Jose Mourinho refuses to apologize for the media’s singling out of Eva Carneiro

Jose Mourinho flipped out when physiotherapist Jon Fearn and first team doctor/assistant medical director Eva Carneiro ran onto the pitch late in Chelsea’s 2–2 home draw with Swansea in their season opener to treat Eden Hazard. Mourinho thought they were impulsively costing the team another player as Chelsea desperately sought a winning goal despite playing with 10 men, since Hazard would have to leave the pitch to be treated once they emerged.

After the final whistle, he called them out in front of the press.

“I was unhappy with my medical staff. They were impulsive and naive,” Mourinho told Sky Sports.

“Whether you are a kit man, doctor or secretary on the bench you have to understand the game.

“You have to know you have one player less and to assist a player you must be sure he has a serious problem. I was sure Eden did not have a serious problem. He had a knock. He was tired.”

This was all it took for every major media outlet covering the story to turn the matter into a competition to see who could publish the most pictures of Dr.

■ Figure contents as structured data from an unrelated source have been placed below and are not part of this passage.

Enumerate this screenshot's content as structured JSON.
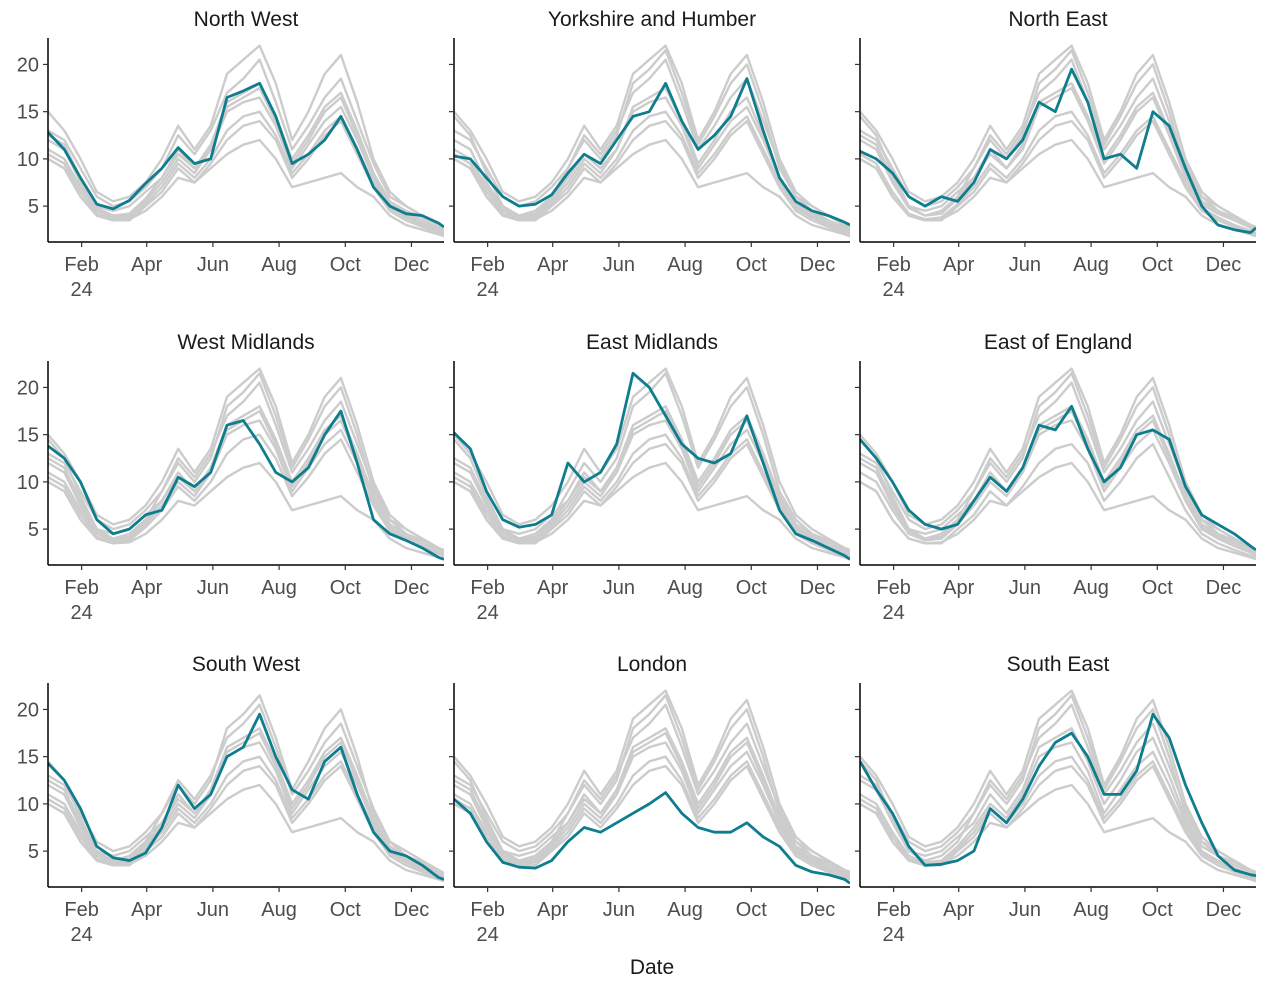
{
  "chart_data": {
    "type": "line",
    "xlabel": "Date",
    "ylabel": "",
    "ylim": [
      1.2,
      22.8
    ],
    "xlim_days": [
      0,
      365
    ],
    "y_ticks": [
      5,
      10,
      15,
      20
    ],
    "x_ticks": [
      {
        "label": "Feb",
        "sub": "24",
        "day": 31
      },
      {
        "label": "Apr",
        "sub": "",
        "day": 91
      },
      {
        "label": "Jun",
        "sub": "",
        "day": 152
      },
      {
        "label": "Aug",
        "sub": "",
        "day": 213
      },
      {
        "label": "Oct",
        "sub": "",
        "day": 274
      },
      {
        "label": "Dec",
        "sub": "",
        "day": 335
      }
    ],
    "grid": false,
    "legend": "none",
    "colors": {
      "highlight": "#0e7d8e",
      "other": "#cccccc",
      "axis": "#000000"
    },
    "x": [
      0,
      15,
      30,
      45,
      60,
      75,
      90,
      105,
      120,
      135,
      150,
      165,
      180,
      195,
      210,
      225,
      240,
      255,
      270,
      285,
      300,
      315,
      330,
      345,
      360,
      365
    ],
    "panels": [
      {
        "name": "North West",
        "values": [
          12.8,
          11.0,
          8.0,
          5.2,
          4.7,
          5.6,
          7.4,
          9.0,
          11.2,
          9.5,
          10.0,
          16.5,
          17.2,
          18.0,
          14.5,
          9.5,
          10.5,
          12.0,
          14.5,
          11.0,
          7.0,
          5.0,
          4.2,
          4.0,
          3.2,
          2.8
        ]
      },
      {
        "name": "Yorkshire and Humber",
        "values": [
          10.3,
          10.0,
          8.0,
          6.0,
          5.0,
          5.2,
          6.2,
          8.5,
          10.5,
          9.5,
          12.0,
          14.5,
          15.0,
          18.0,
          14.0,
          11.0,
          12.5,
          14.5,
          18.5,
          13.0,
          8.0,
          5.5,
          4.5,
          4.0,
          3.3,
          3.0
        ]
      },
      {
        "name": "North East",
        "values": [
          10.8,
          10.0,
          8.5,
          6.0,
          5.0,
          6.0,
          5.5,
          7.5,
          11.0,
          10.0,
          12.0,
          16.0,
          15.0,
          19.5,
          16.0,
          10.0,
          10.5,
          9.0,
          15.0,
          13.5,
          9.0,
          5.0,
          3.0,
          2.5,
          2.2,
          2.7
        ]
      },
      {
        "name": "West Midlands",
        "values": [
          13.8,
          12.5,
          10.0,
          6.0,
          4.5,
          5.0,
          6.5,
          7.0,
          10.5,
          9.5,
          11.0,
          16.0,
          16.5,
          14.0,
          11.0,
          10.0,
          11.5,
          15.0,
          17.5,
          12.0,
          6.0,
          4.5,
          3.8,
          3.0,
          2.0,
          1.8
        ]
      },
      {
        "name": "East Midlands",
        "values": [
          15.2,
          13.5,
          9.0,
          6.0,
          5.2,
          5.5,
          6.5,
          12.0,
          10.0,
          11.0,
          14.0,
          21.5,
          20.0,
          17.0,
          14.0,
          12.5,
          12.0,
          13.0,
          17.0,
          12.0,
          7.0,
          4.5,
          3.8,
          3.0,
          2.2,
          1.8
        ]
      },
      {
        "name": "East of England",
        "values": [
          14.5,
          12.5,
          10.0,
          7.0,
          5.5,
          5.0,
          5.5,
          8.0,
          10.5,
          9.0,
          11.5,
          16.0,
          15.5,
          18.0,
          13.5,
          10.0,
          11.5,
          15.0,
          15.5,
          14.5,
          9.5,
          6.5,
          5.5,
          4.5,
          3.2,
          2.8
        ]
      },
      {
        "name": "South West",
        "values": [
          14.3,
          12.5,
          9.5,
          5.5,
          4.3,
          4.0,
          4.8,
          7.5,
          12.0,
          9.5,
          11.0,
          15.0,
          16.0,
          19.5,
          15.0,
          11.5,
          10.5,
          14.5,
          16.0,
          11.0,
          7.0,
          5.0,
          4.5,
          3.5,
          2.2,
          2.0
        ]
      },
      {
        "name": "London",
        "values": [
          10.5,
          9.0,
          6.0,
          3.8,
          3.3,
          3.2,
          4.0,
          6.0,
          7.5,
          7.0,
          8.0,
          9.0,
          10.0,
          11.2,
          9.0,
          7.5,
          7.0,
          7.0,
          8.0,
          6.5,
          5.5,
          3.5,
          2.8,
          2.5,
          2.0,
          1.6
        ]
      },
      {
        "name": "South East",
        "values": [
          14.5,
          11.5,
          9.0,
          5.5,
          3.5,
          3.6,
          4.0,
          5.0,
          9.5,
          8.0,
          10.5,
          14.0,
          16.5,
          17.5,
          15.0,
          11.0,
          11.0,
          13.5,
          19.5,
          17.0,
          12.0,
          8.0,
          4.5,
          3.0,
          2.5,
          2.4
        ]
      }
    ],
    "background_series": [
      [
        14.5,
        12.5,
        8.5,
        5.0,
        4.0,
        4.5,
        6.0,
        9.0,
        12.0,
        10.0,
        12.5,
        18.0,
        19.5,
        21.5,
        17.0,
        11.5,
        14.5,
        18.0,
        20.0,
        15.0,
        9.0,
        6.0,
        4.5,
        3.5,
        2.8,
        2.5
      ],
      [
        12.5,
        11.5,
        8.0,
        5.0,
        4.5,
        5.0,
        6.5,
        8.0,
        11.0,
        9.0,
        11.5,
        16.0,
        17.0,
        18.0,
        14.5,
        10.0,
        12.5,
        15.5,
        17.0,
        13.0,
        8.5,
        5.5,
        4.5,
        3.8,
        3.0,
        2.6
      ],
      [
        11.0,
        10.0,
        7.0,
        4.5,
        3.8,
        4.0,
        5.5,
        7.5,
        10.0,
        8.5,
        11.0,
        15.0,
        16.0,
        16.5,
        13.5,
        9.0,
        11.5,
        14.0,
        15.5,
        12.0,
        8.0,
        5.0,
        4.0,
        3.2,
        2.5,
        2.2
      ],
      [
        10.0,
        9.0,
        6.0,
        4.0,
        3.5,
        3.5,
        5.0,
        6.5,
        9.0,
        7.5,
        9.5,
        12.0,
        13.5,
        14.0,
        12.0,
        8.0,
        10.0,
        12.5,
        14.0,
        10.5,
        7.0,
        4.5,
        3.5,
        2.8,
        2.2,
        2.0
      ],
      [
        13.0,
        12.0,
        9.0,
        6.0,
        5.0,
        5.5,
        7.0,
        9.0,
        12.5,
        10.5,
        13.0,
        17.0,
        18.5,
        20.5,
        16.0,
        11.0,
        13.5,
        16.5,
        18.5,
        14.0,
        9.5,
        6.0,
        5.0,
        4.0,
        3.0,
        2.7
      ],
      [
        10.5,
        9.5,
        6.5,
        4.2,
        3.6,
        3.8,
        5.2,
        7.0,
        9.5,
        8.0,
        10.0,
        13.0,
        14.5,
        15.0,
        12.5,
        8.5,
        10.5,
        13.0,
        14.5,
        11.0,
        7.5,
        4.8,
        3.8,
        3.0,
        2.4,
        2.1
      ],
      [
        15.0,
        13.0,
        10.0,
        6.5,
        5.5,
        6.0,
        7.5,
        10.0,
        13.5,
        11.0,
        13.5,
        19.0,
        20.5,
        22.0,
        18.0,
        12.0,
        15.0,
        19.0,
        21.0,
        16.0,
        10.0,
        6.5,
        5.0,
        4.0,
        3.0,
        2.8
      ],
      [
        10.0,
        9.0,
        6.0,
        4.0,
        3.5,
        3.6,
        4.5,
        6.0,
        8.0,
        7.5,
        9.0,
        10.5,
        11.5,
        12.0,
        10.0,
        7.0,
        7.5,
        8.0,
        8.5,
        7.0,
        6.0,
        4.0,
        3.0,
        2.5,
        2.0,
        1.8
      ],
      [
        12.0,
        11.0,
        7.5,
        4.8,
        4.0,
        4.2,
        5.8,
        8.0,
        10.5,
        9.0,
        11.0,
        15.5,
        16.5,
        17.5,
        14.0,
        9.5,
        12.0,
        15.0,
        16.5,
        12.5,
        8.0,
        5.2,
        4.2,
        3.5,
        2.7,
        2.4
      ]
    ]
  }
}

Carneiro (including holiday snaps, her ice bucket challenge video, and one of her eating a cupcake…because that’s all very relevant). It should be noted, however, that she had not changed her name to “Medical Staff” at any point in her life.

Carneiro had long been the obsession of football fans on social media, whose hormone befuddled minds have been consistently overwhelmed by the concept of an attractive woman serving as the doctor for a Premier League club. This was the legitimate media’s chance to finally tap into this. She was the innocent victim of Mourinho’s tyranny. Jon Fearn, who was the first to run onto the pitch and also exists, as well as Paco Boisca, Chelsea’s medical director, were somehow excluded from most discussion of the situation.

With the media focus squarely on portraying her as the sole victim, Carneiro posted a brief message on Facebook thanking the general public for their support. Though she didn’t clarify whether she meant support against Mourinho or the press.

As the story chugged through the week, gaining steam with every click, Mourinho was proven wrong in his criticism as it was revealed that the referee had summoned Chelsea’s medical team onto the pitch to treat Hazard, making their actions compulsory. This only made subsequent reports of Carneiro being sacked from matchday duties and banished from the dressing room more outrage inducing.

Despite the constant updates and reports of possible legal action from Carneiro, Mourinho and Chelsea remained silent until his regular Friday press conference. He said he wouldn’t answer questions about the controversy, but did issue a statement, which effectively deflated much of the week’s bluster and gave the club’s medical director his first namecheck of the week.

“First of all I want to say I have a fantastic medical department with a top leader, Dr Paco Biosca,” began Mourinho, “and with more than a dozen professionals between doctors, physios, masseurs and specialists in different areas. I have a very good relationship with them.

“As they tell me all the time they were never praised so much as they were by me in the last couple of years. Normally when things go well managers keep it for themselves, and when they have problems with injuries is when they speak about the medical department.

“As they also told me yesterday, we had disagreements during this period, we need disagreements to improve, we work together and we improve together. That’s the way we do things. I want to make this very, very clear.

“For some people the bench is very important, and I understand for you it’s also very important, but for other people it’s not important. For other people the most important thing is not what people think you do, it’s what you do.

“The bench is my responsibility, yes,” continued our manager. “It’s my decision, nobody else’s decision. Every week I face a decision about the bench. With 25 players, we have 11 on the pitch, seven on the bench, so seven are not even on the bench. I have to choose. I have seven assistants, only four can go on the bench. I have to choose three of them. We have four kitmen, only one goes on the bench, three stay out.

“With the medical department, only two go on the bench, and we are more than a dozen. It’s important to be on the bench for some, but for others it’s more important what their contribution is behind the scenes, and what they do for the good of the team.

“Jon Fearn and Dr Carneiro will not be on the bench, but it doesn’t mean Sunday is the rest of our season or the rest of our careers. They will not be on the bench on Sunday, that’s clear, that’s my decision, that’s my responsibility, but that doesn’t mean they cannot be in the future.”

So, no one is getting sacked or sued, but Fearn and Carneiro won’t be on the bench for a week, which could be just as much about the public scrutiny this matter has received as it is about Mourinho’s anger.

In the end, this was a dumb thing that many people should have handled better. Mourinho shouldn’t have said what he did, Chelsea should have resolved it before it ran on all week, and the press shouldn’t have been so thirsty.

And that was the first week of the season.